How fitting that I really like dance music you can’t really dance to.
I’ve been a fan of the Field since his 2011 Looping State of Mind. That album was a jarring, sample-based instrumental record with a lot of jagged edges, but ultimately a compelling, cyclical quality to it. The songs don’t rush to get to any sort of point, but rather function as some sort of easy-access zen for me. When I hear the same microscale loop over and over, two things happen: the music becomes meditative, and my attention shifts to the macroscale changes in the music, layers moving in and out over minutes instead of seconds. It’s a way to cheat my perception, artificial time dilation, and thus is really great music for flow-based work (e.g. writing).
The Field’s follow-up to that record, 2013’s Cupid’s Head, felt like an incremental progression at first. Coupled with the fact that all of his albums have the same horrible, bland cover art, it felt like Looping State of Mind II: The Revenge. Not a bad thing in and of itself, but how many records do you need doing exactly the same thing (looking at you, AC/DC)? But the differences, the ways in which the Field had changed, eventually emerged for me. The samples were a little less rough around the edges, leading to an overall smoother, less janky sound palette. And most critically, he had introduced chord progressions, long droning bass lines or hidden chord structures that shifted throughout the song. Coupling the endlessly repeating loops with chords was a smart call.
The new record, The Follower, felt like a similarly incremental change at first. It took about one bar of the opener for me to say, “Yep, sure is a record by the Field.” The vocal samples that had been introduced on the last record are a little more prominent here, but thankfully for me (who likes this stuff nonverbal), it is less disruptive and fits in as just another layer. Where the album feels fresh is in its movement at the timescale of minutes. Previous albums played with loop layering, but here there is more direct instrumentation (maybe still built of samples; I have no idea), and while remaining long and mesmerizing, the songs can take really interesting turns in the middle. The best example of this is the standout track “Monte Veritá”, which busts into an incredible, menacing 3/4 bassline after a few minutes of steady build.
In general, the variety across tracks makes this a compelling addition to the Field’s catalogue, and not a rehash of the previous two records. Whereas most of the tracks on Looping State of Mind seemed to be very similar (with “Then It’s White” as a notable exception), The Follower does something different with every track: the title track is a descent, “Soft Streams” has that 80s compound-time rhythm, “Reflecting Lights” grinds the tempo to a halt and buzzes with sci-fi feelings, and so on.

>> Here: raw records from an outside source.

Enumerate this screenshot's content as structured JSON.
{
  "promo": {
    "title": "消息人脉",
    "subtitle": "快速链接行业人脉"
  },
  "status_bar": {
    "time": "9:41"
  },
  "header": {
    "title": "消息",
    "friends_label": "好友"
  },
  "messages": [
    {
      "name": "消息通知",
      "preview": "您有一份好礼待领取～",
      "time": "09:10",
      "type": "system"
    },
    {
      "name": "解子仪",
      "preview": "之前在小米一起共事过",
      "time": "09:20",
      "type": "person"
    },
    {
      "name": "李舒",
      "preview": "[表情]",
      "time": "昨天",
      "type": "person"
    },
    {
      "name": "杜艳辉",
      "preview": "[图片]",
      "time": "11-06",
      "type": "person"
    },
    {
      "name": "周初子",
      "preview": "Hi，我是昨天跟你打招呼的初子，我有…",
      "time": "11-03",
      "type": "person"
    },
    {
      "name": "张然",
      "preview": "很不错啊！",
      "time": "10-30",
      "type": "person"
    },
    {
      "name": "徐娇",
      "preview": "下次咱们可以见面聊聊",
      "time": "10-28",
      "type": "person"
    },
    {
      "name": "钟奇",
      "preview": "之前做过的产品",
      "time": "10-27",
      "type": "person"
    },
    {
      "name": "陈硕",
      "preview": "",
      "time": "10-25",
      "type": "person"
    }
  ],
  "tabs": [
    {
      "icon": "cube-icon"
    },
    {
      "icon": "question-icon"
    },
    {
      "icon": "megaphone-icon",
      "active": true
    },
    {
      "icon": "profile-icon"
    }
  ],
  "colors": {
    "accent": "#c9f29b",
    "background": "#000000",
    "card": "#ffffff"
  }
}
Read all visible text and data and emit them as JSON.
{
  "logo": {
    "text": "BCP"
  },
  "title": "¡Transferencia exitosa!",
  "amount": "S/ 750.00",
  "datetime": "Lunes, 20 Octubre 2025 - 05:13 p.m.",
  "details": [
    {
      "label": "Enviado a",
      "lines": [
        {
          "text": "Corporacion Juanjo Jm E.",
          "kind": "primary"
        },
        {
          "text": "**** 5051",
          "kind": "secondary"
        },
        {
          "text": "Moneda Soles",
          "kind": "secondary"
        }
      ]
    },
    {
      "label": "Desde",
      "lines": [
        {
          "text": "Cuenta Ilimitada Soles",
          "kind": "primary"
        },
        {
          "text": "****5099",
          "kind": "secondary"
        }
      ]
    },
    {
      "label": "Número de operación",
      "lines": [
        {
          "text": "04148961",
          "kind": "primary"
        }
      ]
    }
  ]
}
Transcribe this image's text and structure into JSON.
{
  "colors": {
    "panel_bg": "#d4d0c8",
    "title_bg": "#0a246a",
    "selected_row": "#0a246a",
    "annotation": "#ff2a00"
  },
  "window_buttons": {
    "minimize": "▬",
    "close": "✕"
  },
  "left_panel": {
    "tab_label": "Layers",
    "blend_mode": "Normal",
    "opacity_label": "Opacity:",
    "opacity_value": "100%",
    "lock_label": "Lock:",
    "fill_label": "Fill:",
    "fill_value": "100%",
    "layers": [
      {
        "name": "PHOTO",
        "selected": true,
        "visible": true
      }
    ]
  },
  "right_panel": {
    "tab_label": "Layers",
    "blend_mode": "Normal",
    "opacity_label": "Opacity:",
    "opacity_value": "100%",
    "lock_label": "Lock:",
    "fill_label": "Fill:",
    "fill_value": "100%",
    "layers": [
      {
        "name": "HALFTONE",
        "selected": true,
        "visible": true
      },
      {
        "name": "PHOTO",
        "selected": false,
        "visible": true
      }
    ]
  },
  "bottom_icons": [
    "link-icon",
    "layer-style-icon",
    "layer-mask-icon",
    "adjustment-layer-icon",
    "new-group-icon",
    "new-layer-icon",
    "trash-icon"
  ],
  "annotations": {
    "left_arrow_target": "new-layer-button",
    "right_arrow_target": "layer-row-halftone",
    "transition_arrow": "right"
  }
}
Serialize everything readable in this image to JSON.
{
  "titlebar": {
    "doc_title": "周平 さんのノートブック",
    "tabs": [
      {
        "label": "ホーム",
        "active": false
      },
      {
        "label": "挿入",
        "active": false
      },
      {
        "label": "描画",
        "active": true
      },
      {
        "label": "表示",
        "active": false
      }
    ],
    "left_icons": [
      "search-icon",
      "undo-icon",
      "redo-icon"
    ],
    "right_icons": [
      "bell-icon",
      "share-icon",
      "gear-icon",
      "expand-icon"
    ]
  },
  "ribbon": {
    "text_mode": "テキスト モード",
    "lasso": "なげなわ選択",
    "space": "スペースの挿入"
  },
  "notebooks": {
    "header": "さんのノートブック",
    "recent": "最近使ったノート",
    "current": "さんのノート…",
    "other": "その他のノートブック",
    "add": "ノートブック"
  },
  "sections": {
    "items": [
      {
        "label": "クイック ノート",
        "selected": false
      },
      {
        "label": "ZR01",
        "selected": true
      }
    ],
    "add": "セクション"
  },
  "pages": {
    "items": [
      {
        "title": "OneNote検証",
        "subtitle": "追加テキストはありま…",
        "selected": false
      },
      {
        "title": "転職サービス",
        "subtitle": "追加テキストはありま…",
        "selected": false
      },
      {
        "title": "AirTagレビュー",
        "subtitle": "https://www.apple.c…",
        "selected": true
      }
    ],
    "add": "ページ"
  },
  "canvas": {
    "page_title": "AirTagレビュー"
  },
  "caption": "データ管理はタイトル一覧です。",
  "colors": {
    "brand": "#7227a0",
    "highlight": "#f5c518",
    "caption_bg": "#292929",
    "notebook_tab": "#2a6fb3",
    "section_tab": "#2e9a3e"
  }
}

In case all this sounds like a bunch of gobbledygook, let me break it down a little. This is electronic music, and it often has that “four-on-the-floor” bass drum that you recognize from dance music. But, to my ears, this is too slow and muted for dancing. The Follower is hypnotic and emotionally evocative and intensely intellectually stimulating. This is music for making things. If you’re at all inclined toward putting instrumental music on when you’re thinking or creating, give this record a chance.
The record comes out on Friday, a few days from now, but for the moment you can stream the entire album at a number of websites, such as this one. Put it on and make something awesome for me.